BrainStorm Cell Therapeutics has responded to its failure to win approval in the time-honored fashion. Yet, while the decision to lay off 30% of its staff is classical, the biotech’s reasoning is unusual. Rather than hunker down, BrainStorm is framing the action as a way to accelerate its journey back to the FDA.
The biotech, which is no stranger to regulatory rejections, recently pulled a filing for approval of its stem cell therapy candidate, NurOwn, in amyotrophic lateral sclerosis (ALS) after the submission was savaged by the FDA and an advisory committee. Drawing on the optimism that has fueled multiple doomed bids to win approval, BrainStorm is rallying its troops for yet another run at the authorization process.
Well, not all of its troops. The biotech is parting ways with 30% of its employees, including Chief Medical Officer Kirk Taylor, M.D., to eliminate activities outside of what it will need to do to try to overcome the FDA’s reservations about the existing evidence on NurOwn. BrainStorm employed 44 people at sites in the U.S. and Israel as of the last public count.
In disclosing Taylor’s decision to step down, BrainStorm noted that his post “largely focused on leading global medical affairs and broader launch activities.” The failure to secure authorization at the third time of asking means BrainStorm has no imminent need for people working on launch activities. The biotech is also eliminating “certain other positions that are outside the current prioritized scope.”
That scope is limited to the work BrainStorm thinks can secure FDA approval of NurOwn.
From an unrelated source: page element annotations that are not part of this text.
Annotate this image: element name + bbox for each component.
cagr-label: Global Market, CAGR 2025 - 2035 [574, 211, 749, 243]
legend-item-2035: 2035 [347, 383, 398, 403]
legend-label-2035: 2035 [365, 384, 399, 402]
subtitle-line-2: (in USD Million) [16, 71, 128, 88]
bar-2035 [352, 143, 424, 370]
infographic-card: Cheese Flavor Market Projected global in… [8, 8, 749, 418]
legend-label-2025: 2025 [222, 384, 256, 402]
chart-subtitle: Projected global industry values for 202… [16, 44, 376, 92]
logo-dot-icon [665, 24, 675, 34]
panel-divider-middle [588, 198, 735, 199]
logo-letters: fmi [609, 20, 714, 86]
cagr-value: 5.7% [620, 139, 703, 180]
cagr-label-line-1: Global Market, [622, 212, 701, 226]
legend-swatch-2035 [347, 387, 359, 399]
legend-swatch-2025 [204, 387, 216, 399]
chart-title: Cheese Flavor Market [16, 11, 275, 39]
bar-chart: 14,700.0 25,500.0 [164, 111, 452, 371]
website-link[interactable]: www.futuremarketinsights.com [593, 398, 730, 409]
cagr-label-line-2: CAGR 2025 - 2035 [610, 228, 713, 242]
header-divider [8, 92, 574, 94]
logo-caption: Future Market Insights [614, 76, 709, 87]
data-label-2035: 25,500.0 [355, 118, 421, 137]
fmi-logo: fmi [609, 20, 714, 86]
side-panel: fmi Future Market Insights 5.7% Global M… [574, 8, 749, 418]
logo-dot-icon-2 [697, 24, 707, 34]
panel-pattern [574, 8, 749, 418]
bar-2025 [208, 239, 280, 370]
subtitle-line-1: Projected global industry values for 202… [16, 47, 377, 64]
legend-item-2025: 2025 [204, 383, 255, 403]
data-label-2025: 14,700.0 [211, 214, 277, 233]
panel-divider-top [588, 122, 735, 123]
A double-blind, placebo-controlled phase 3b trial is the centerpiece of the strategy. BrainStorm will tack an open-label extension on to the end of the phase 3b and continue to publish biomarker, long-term safety and survival data from its earlier phase 3 study and expanded access program.
Details of the planned phase 3b are still taking shape. Before meeting the FDA, the biotech is talking to NurOwn principal investigators, ALS experts and a patient advisory group. BrainStorm needs to persuade someone to pay for the trial, too. Options proposed by the company include securing non-dilutive grants and cashing in on its exosome technology. The biotech also remains open to partnerships.
BrainStorm’s funding options reflect the investor response to the latest regulatory setback to NurOwn. Having fallen 95% in six months, the stock now trades at just 17 cents, giving BrainStorm a market cap of $7.5 million.
The biotech ended June with $75 million in cash. Laying off staff will cost $450,000 to $900,000, an outlay that BrainStorm justified on the grounds it will halve “resource consumption.”